Essen. Stalking ist ein gruseliges Thema. Wenn der Klappentext noch „rasiermesserscharfe Dialoge, schwarzen Humor und tödliche Spannung“ verspricht, heißt es Zugreifen. Zu finden sind bei Jason Starrs "Stalking" Dialoge Spätpubertierender, kaum Spannung - nichtmal die Morde sind messerscharf.
Stalking ist mittlerweile kein neues Thema mehr, aber nach wie vor eine gruselige Vorstellung. Wenn dann der Klappentext noch „rasiermesserscharfe Dialoge, schwarzen Humor und tödliche Spannung“ verspricht, greift man halt zu. Zu finden sind jedoch Dialoge spätpubertierender Gerade-Nicht-Mehr-Studenten, kaum Spannung – und noch nicht einmal die Morde sind messerscharf.
Von Stress mit Jungs bis zu bösen Chefs
Ein Jogger läuft atemlos durch einen dichten Wald, sein Hund schert aus, stößt auf eine kalte Hand, die aus dem Boden ragt, ein lauter Schrei hallt durch den nebligen Morgen. Krimi-Anfänge wie diesen kennt jeder. Polizeirufe und Tatorte fangen so an. Zugegeben: Es ist nicht gerade originell. Aber es ist ein Anfang, bei dem es direkt zur Sache geht. Wir kennen die Leiche, wir kennen den Ermittler, wir wissen, worum es geht.
Bei „Stalking“ von Jason Starr fängt dieser Teil auf Seite 212 an. Und selbst an dieser Stelle ist der Mord nicht spannend.
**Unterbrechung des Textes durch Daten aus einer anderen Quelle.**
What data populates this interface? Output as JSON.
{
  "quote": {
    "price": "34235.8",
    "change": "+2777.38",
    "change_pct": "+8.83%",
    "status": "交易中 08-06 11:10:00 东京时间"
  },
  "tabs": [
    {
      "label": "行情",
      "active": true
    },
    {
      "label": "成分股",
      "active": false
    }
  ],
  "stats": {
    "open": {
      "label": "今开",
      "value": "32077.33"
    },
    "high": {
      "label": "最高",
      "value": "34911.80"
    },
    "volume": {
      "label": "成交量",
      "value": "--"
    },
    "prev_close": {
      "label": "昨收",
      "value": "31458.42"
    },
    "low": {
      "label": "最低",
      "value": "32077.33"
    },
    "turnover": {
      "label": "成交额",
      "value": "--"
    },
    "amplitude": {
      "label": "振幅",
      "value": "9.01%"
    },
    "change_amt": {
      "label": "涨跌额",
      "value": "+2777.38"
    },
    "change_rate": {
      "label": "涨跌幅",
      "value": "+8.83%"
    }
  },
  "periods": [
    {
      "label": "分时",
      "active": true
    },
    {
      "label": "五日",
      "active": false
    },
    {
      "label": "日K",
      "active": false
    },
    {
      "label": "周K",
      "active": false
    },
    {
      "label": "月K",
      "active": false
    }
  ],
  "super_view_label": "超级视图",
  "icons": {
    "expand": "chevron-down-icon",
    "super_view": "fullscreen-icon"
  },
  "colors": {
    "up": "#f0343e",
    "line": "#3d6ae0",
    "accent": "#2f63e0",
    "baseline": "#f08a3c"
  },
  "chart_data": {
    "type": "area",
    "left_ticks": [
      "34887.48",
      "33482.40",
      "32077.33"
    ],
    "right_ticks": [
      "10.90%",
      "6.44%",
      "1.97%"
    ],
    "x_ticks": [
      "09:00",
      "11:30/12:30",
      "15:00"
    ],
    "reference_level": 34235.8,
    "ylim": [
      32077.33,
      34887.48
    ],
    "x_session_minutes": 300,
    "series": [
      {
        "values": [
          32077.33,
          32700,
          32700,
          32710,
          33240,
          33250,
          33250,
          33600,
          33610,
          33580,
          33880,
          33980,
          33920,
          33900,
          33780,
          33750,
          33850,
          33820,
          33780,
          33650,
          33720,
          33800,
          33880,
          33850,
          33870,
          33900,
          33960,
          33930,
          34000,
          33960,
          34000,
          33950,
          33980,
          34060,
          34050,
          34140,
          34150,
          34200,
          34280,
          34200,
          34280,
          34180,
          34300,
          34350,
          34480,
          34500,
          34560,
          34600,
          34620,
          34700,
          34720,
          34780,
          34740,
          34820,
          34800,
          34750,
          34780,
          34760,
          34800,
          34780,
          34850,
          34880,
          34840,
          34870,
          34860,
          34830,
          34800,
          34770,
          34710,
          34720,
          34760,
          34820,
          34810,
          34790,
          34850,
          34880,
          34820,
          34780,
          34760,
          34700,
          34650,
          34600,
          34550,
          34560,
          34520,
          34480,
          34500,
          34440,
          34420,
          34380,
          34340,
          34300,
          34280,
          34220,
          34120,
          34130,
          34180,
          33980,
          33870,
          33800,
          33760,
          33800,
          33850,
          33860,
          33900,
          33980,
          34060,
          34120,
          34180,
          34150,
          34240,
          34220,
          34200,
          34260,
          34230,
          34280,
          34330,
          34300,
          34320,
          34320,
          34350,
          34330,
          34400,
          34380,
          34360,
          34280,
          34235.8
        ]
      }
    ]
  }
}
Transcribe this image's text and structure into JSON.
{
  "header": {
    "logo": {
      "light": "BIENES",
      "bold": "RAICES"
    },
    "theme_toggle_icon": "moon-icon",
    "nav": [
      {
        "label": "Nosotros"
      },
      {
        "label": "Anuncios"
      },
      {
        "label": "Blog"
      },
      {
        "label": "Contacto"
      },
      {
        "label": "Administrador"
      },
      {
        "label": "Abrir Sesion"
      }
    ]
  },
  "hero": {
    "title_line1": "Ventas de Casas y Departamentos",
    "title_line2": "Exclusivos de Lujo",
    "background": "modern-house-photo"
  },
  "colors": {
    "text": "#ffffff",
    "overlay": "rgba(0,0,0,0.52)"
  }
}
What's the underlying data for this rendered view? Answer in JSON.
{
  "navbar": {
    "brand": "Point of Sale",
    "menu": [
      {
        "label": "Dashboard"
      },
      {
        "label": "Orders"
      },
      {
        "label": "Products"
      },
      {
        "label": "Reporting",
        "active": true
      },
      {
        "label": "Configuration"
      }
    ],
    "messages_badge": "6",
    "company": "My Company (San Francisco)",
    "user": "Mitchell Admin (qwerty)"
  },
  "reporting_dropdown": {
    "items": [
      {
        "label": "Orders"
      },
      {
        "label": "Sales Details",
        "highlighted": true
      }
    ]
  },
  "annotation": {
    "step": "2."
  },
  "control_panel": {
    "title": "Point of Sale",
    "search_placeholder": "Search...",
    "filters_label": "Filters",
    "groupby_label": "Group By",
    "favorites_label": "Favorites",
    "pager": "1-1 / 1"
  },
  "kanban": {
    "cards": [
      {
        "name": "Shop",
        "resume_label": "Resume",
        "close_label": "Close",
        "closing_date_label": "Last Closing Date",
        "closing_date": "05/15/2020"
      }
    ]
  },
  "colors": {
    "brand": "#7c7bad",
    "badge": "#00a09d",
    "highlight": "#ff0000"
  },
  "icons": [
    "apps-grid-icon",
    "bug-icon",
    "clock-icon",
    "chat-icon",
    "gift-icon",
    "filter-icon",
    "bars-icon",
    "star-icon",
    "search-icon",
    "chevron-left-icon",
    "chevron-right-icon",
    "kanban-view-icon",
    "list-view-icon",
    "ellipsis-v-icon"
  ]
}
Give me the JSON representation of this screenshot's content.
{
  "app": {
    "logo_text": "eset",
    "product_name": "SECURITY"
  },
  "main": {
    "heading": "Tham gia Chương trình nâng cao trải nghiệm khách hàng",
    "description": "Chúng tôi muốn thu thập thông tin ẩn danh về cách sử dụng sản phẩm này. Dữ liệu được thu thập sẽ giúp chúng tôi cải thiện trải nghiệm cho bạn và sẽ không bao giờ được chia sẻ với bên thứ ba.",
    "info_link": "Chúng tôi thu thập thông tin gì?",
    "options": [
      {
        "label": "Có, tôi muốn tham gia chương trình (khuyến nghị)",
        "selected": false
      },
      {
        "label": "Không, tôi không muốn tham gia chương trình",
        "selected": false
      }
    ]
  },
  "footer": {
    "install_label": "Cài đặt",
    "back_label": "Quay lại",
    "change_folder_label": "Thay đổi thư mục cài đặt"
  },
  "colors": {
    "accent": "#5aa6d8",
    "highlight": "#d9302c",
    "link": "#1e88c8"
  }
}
Bis zur Seite 212 lernen wir die kleine Katie kennen. Katie Porter hat gerade ihr Studium abgeschlossen, ist für ihren Job vom beschaulichen Massachusetts ins große, hektische New York gezogen, arbeitet sehr viel und bis spät abends in einem Büro, und das bei einem Chef der nicht immer nett zu ihr ist, ihr sogar schon mal aufs Dekolleté geguckt hat.
Katie ist also eine verzogenes Mädchen, das ständig shoppen geht, wenn es ihr nicht gut geht. Klar. Mit den Jungs läuft es auch nicht so gut. In Dialogen mit ihrer Freundin erfahren wir, wie „unglaublich süß“ Katies Freund Andy ist. Was Katie nicht weiß, ist dass Andy nur auf heißen Sex aus ist, sie nur ausnutzen will. So weit, so College.
Dann kommt Peter Wells ins Spiel. Als Leser lernen wir ihn schon auf der ersten Seite kennen. Klar, der Junge ist arrogant. Klar, er ist in Katie verschossen, will sie um jeden Preis bekommen. Klar, er hat jede Menge Kohle und ein Apartment, das er bereits für sich und Katie einrichten lässt. Und klar – er hat einen Hau. Natürlich beschließt Peter, dass Andy nicht gut genug ist für seine Katie. Das Unglück nimmt seinen zu erwartenden Lauf.
Unschuldige Charaktere
Aus der Story hätte man, so vorhersehbar sie hier klingt, etwas machen können. Zumal Stalking ein Thema ist, bei dem sich bei Frauen eh schon die Nackenhaare aufstellen. Auch das Täterprofil von Peter Wells ist nicht unschlüssig. Doch Jason Starr macht nichts daraus.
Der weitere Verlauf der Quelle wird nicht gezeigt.